I'm totally new to predicate logic and I need to determine if following formulas are tautology or not.
I can clearly see that first formula tautology is, but how could I check it for the others?
$$\begin{align} \alpha ~&=~ \forall x~\big(P(x) \vee \neg P(x)\big) \\[2ex]\beta ~&=~ \big(\forall x~P(x)\big) \vee \big(\forall x~\neg P(x)\big) \\[2ex]\gamma ~&=~ \big(\forall x~P(x)\big) \vee \big(\exists x~\neg P(x)\big) \end{align}$$
$\beta$ is not a tautology.
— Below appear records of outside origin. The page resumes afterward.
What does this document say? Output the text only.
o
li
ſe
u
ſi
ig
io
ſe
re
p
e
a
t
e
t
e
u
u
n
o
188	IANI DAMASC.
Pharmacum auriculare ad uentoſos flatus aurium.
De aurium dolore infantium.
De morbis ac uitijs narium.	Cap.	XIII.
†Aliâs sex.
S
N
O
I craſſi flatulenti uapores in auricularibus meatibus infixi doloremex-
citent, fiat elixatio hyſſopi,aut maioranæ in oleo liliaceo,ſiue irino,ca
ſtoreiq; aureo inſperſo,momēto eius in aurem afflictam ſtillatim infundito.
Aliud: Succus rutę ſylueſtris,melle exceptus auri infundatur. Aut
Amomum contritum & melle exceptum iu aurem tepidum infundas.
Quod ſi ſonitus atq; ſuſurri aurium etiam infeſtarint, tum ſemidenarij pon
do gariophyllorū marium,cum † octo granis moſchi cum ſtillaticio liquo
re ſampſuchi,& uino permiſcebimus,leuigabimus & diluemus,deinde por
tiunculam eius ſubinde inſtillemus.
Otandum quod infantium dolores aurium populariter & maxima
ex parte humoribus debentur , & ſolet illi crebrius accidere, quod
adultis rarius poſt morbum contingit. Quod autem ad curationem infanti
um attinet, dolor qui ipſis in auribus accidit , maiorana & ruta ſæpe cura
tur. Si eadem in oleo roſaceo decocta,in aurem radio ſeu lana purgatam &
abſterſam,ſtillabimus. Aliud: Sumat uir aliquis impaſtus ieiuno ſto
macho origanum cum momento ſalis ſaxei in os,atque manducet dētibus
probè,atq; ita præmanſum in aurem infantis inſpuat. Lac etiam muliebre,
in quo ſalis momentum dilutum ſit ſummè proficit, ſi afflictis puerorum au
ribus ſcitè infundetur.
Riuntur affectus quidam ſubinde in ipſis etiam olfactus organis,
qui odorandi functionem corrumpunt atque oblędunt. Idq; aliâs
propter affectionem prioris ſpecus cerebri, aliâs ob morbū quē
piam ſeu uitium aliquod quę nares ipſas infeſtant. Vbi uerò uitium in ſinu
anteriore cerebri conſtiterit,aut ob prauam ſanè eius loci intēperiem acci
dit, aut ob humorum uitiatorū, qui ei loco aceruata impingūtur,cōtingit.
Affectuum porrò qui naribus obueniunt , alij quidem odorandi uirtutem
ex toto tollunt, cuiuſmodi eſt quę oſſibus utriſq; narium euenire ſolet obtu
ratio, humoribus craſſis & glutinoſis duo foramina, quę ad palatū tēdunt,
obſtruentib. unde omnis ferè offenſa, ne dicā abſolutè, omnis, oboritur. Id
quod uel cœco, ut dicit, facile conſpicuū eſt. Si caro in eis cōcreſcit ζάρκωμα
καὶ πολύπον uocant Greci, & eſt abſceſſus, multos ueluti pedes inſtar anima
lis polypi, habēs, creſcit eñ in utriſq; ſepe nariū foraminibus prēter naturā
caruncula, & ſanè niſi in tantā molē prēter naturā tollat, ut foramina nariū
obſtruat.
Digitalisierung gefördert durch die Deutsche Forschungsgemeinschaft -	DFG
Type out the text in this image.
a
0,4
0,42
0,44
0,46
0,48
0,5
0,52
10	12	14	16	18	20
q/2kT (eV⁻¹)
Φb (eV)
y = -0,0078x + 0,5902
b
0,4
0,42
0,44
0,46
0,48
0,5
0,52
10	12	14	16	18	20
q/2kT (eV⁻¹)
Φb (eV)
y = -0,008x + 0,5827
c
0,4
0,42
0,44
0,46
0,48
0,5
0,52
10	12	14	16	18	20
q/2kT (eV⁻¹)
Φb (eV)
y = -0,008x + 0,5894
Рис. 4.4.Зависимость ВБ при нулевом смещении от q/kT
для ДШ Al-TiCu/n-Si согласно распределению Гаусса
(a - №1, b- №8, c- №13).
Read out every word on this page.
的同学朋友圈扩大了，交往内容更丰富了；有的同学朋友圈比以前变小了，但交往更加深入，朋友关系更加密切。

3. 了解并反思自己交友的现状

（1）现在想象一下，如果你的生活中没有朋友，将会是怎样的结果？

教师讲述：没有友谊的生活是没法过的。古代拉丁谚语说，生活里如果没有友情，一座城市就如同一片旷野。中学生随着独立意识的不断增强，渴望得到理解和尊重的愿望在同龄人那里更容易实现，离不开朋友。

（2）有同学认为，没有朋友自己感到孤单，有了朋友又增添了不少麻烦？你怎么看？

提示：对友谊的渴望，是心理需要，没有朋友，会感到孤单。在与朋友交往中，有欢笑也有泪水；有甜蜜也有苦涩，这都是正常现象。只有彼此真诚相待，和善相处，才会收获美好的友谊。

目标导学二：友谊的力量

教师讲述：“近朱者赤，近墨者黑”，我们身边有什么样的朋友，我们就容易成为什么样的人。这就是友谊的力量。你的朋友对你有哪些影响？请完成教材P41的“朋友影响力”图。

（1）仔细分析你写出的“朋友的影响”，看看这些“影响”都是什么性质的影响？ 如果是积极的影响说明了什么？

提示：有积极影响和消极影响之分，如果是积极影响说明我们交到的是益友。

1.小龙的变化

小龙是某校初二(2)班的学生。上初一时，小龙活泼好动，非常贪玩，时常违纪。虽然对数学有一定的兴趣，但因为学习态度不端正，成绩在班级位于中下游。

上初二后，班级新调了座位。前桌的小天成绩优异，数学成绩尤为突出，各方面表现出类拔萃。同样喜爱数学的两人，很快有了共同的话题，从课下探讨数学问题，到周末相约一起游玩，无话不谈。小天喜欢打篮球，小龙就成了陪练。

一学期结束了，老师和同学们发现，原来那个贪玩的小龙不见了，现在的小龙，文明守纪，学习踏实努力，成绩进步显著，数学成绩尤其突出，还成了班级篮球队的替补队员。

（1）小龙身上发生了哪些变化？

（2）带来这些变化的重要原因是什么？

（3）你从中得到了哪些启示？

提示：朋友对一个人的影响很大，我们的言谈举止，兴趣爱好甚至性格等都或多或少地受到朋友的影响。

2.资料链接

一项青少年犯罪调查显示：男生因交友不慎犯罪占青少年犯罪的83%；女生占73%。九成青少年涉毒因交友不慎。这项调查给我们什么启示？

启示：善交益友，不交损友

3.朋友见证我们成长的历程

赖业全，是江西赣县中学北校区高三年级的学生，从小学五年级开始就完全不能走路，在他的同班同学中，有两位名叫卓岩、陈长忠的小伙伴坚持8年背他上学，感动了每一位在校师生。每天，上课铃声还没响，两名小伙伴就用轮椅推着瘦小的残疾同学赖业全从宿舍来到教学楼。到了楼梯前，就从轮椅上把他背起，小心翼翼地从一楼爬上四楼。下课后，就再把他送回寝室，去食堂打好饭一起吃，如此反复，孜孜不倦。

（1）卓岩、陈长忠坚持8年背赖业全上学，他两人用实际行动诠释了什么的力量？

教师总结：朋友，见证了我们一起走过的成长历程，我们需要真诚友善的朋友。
If some things have prpooerty $P$, but other things do not, then neither $\forall x P(x)$ nor $\forall x \neg P(x)$ is the case. As a concrete example: Take the natural numbers and let $P(x)$ be '$x$ is even'
$\gamma$ is a tautology, since either everything has property $P$ (whatever that property is), or there is something that does not have property $P$. You can also think about it as follows: you know that $P \lor \neg P$ is a tautology, and therefore $\forall x P(x) \lor \neg \forall x P(x)$ is a tautology as well. But $\neg \forall x P(x)$ is eqwuivalent to $\exists x \neg P(x)$, and so $\forall x P(x) \lor \exists x \neg P(x)$ is a tautology.
The statements read:
$\alpha := \forall x~(P(x)\vee\neg P(x))$ : "Any $x$ will either satisfy $P$ or it will not."
$\beta := (\forall x~P(x))~\vee~(\forall x ~\neg P(x))$ : "Either every $x$ will satisfy $P$, or every $x$ will not satisfy $P$."
$\gamma := (\forall x~P(x))~\vee~(\exists x ~\neg P(x))$ : "Either every $x$ will satisfy $P$, or some $x$ will not satisfy $P$."
As you stated, $\alpha$ is clearly a tautology; due to the disjunction exhausting the possibilities (by way of the Law of Excluded Middle).
Consider, which of the remaining two statements also exhausts the possibilities, and which does not?